🤖 AI Summary
To address the challenge of extremely scarce positive labels in rare-event classification—severely limiting model performance—this paper proposes SYNAPSE-G. The framework first leverages large language models (LLMs) to generate high-quality synthetic positive examples as seeds; it then performs seed-driven positive discovery and expansion via semi-supervised label propagation over a similarity graph constructed from the original data. Theoretical analysis characterizes the trade-off between precision and recall induced by synthetic data quality. Moreover, SYNAPSE-G supports human or LLM-based feedback for calibration, enabling reliable positive identification even under cold-start conditions. Experiments on imbalanced benchmarks—including SST-2 and MHS—demonstrate that SYNAPSE-G significantly outperforms baselines such as k-nearest neighbors and pseudo-labeling, particularly improving recall and F1-score for rare events.
📝 Abstract
Scarcity of labeled data, especially for rare events, hinders training effective machine learning models.
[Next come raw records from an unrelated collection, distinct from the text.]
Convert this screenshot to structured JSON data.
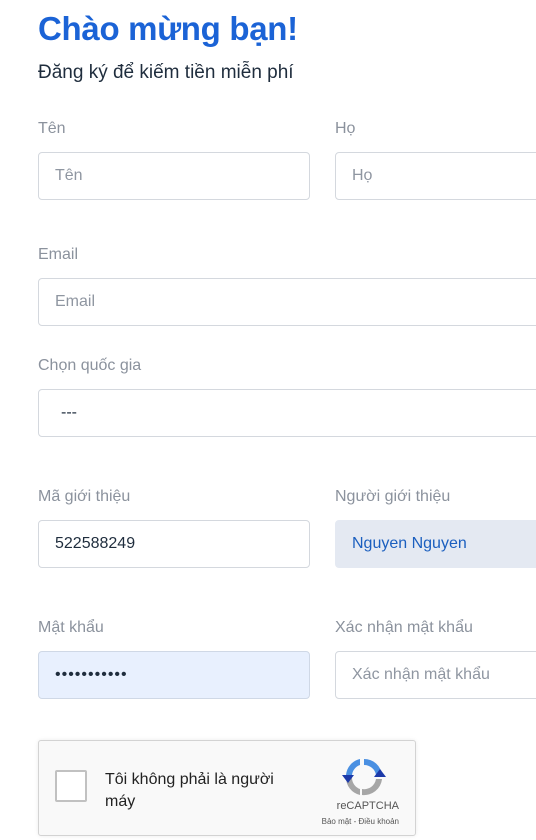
{
  "header": {
    "title": "Chào mừng bạn!",
    "subtitle": "Đăng ký để kiếm tiền miễn phí"
  },
  "form": {
    "first_name": {
      "label": "Tên",
      "placeholder": "Tên",
      "value": ""
    },
    "last_name": {
      "label": "Họ",
      "placeholder": "Họ",
      "value": ""
    },
    "email": {
      "label": "Email",
      "placeholder": "Email",
      "value": ""
    },
    "country": {
      "label": "Chọn quốc gia",
      "selected": "---"
    },
    "referral_code": {
      "label": "Mã giới thiệu",
      "value": "522588249"
    },
    "referrer": {
      "label": "Người giới thiệu",
      "value": "Nguyen Nguyen"
    },
    "password": {
      "label": "Mật khẩu",
      "value": "•••••••••••"
    },
    "confirm_password": {
      "label": "Xác nhận mật khẩu",
      "placeholder": "Xác nhận mật khẩu",
      "value": ""
    }
  },
  "captcha": {
    "label": "Tôi không phải là người máy",
    "brand": "reCAPTCHA",
    "privacy": "Bảo mật",
    "separator": " - ",
    "terms": "Điều khoản",
    "checked": false
  },
  "colors": {
    "accent": "#1b63d6",
    "label": "#8b929d",
    "readonly_bg": "#e4e9f2",
    "autofill_bg": "#e8f0fe"
  }
}
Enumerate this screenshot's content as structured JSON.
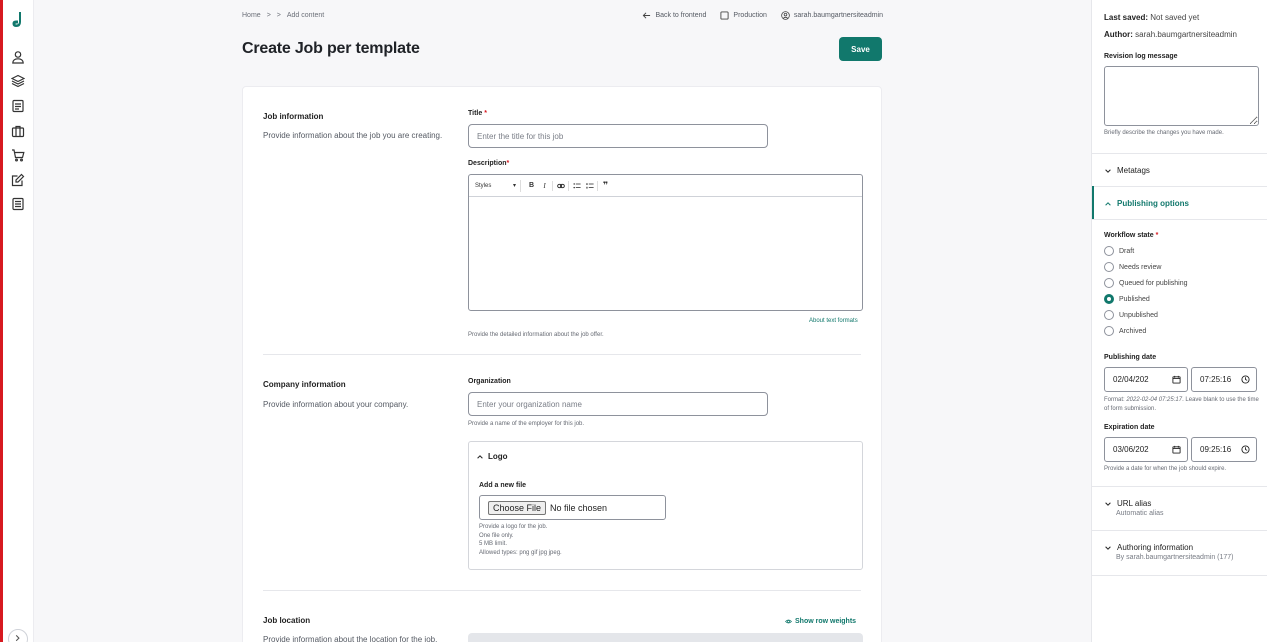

This paper proposes SYNAPSE-G (Synthetic Augmentation for Positive Sampling via Expansion on Graphs), a novel pipeline leveraging Large Language Models (LLMs) to generate synthetic training data for rare event classification, addressing the cold-start problem. This synthetic data serve as seeds for semi-supervised label propagation on a similarity graph constructed between the seeds and a large unlabeled dataset. This identifies candidate positive examples, subsequently labeled by an oracle (human or LLM). The expanded dataset then trains/fine-tunes a classifier. We theoretically analyze how the quality (validity and diversity) of the synthetic data impacts the precision and recall of our method. Experiments on the imbalanced SST2 and MHS datasets demonstrate SYNAPSE-G's effectiveness in finding positive labels, outperforming baselines including nearest neighbor search.